In an interview with the Guardian published on Monday, Minister of Foreign Affairs Joseph Wu (吳釗燮) said that Beijing might be using frequent incursions into Taiwan’s air defense identification zone to justify future military actions.
Wu correctly understands China’s modus operandi, which is to push boundaries to see what it can get away with before pushing further.
However, the government’s focus should not be on the air zone, which was created by the US military after World War II and is not recognized by China and even includes parts of China’s Fujian and Zhejiang provinces. Instead, the government should stay focused on incursions into the nation’s territorial waters and airspace, and attempts to test blockades.
Territorial waters and airspace are generally understood to extend 12 nautical miles (22km) from shore, so they cannot be enforced in the case of Kinmen and Lienchiang counties, which lie within 20km of China’s coast, but it would still be prudent for the government to set clear boundaries on incursions to prevent China from inching closer to Taiwan proper or even normalizing such behavior. Such boundaries would have to take into account normal activity for China in areas considered international territory, but they would demand a clear, unambiguous response in the event that Chinese activity affected Taiwan’s own lawful activity or national security.

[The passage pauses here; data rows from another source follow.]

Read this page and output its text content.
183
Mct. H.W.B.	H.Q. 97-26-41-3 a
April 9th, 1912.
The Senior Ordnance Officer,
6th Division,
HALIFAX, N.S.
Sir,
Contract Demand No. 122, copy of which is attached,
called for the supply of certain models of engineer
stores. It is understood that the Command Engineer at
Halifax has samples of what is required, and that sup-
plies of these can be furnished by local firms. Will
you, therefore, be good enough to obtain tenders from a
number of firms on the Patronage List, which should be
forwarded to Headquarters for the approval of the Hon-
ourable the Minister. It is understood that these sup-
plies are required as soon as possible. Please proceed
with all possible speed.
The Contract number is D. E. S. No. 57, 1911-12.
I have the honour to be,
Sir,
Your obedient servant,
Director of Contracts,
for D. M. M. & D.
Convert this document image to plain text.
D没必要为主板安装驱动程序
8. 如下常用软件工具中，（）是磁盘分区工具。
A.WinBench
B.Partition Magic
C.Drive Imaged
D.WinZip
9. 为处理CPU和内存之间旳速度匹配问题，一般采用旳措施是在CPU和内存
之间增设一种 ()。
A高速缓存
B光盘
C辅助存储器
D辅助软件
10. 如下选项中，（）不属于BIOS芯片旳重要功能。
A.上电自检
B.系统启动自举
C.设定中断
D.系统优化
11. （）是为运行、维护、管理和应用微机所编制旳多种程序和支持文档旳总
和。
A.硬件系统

For example, China on Aug. 4 launched 11 ballistic missiles toward areas near Taiwan proper, but none of the missiles landed within Taiwan’s territorial waters, and those fired over Taiwan reached atmospheric heights. Clearly the missiles were intended as a threat and are cause for concern, but they were deemed not to have had any direct impact on national security.
Minister of National Defense Chiu Kuo-cheng (邱國正) on Oct. 5 said that the military would consider an incursion by the Chinese People’s Liberation Army Air Force (PLAAF) into the nation’s territorial airspace to be a “first strike.” He said that the military would launch “countermeasures” in response to such a contingency, but did not clarify what those countermeasures would be. Normally, the correct response to such an incursion would be to warn the aircraft entering the country’s airspace and then to fire upon it if such warnings went unheeded.
The military made good on a promise to shoot down Chinese drones entering Kinmen’s airspace, which it did on Sept. 1. Shooting down a fighter jet with a pilot inside would have much greater consequences than shooting down a drone. This is why Taiwan has to have a clear red line, and make sure the US and other countries are aware of its boundaries and the military’s planned responses. Otherwise, one of two outcomes could occur: The PLAAF could instruct one of its pilots to fly into Taiwan’s airspace knowing they would be shot down, and then argue that the pilot had simply veered off course and Taiwan had started a war; or Taiwan would fire warning shots and then China — knowing it had called Taiwan’s bluff — would be in an even better position to launch an invasion or blockade unimpeded.
Taiwan must have a clear action plan on incursions, and must not confuse the issue by talking about unenforceable identification zones.
Retired rear admiral Kung Chia-cheng (龔家政) this month said that Taiwan has missiles capable of reaching Beijing. Taiwan should continue to improve such offensive capabilities and make the consequences of attacking clear to Beijing. At the same time, Taipei should devise a clear bottom line on incursions and follow through on planned responses.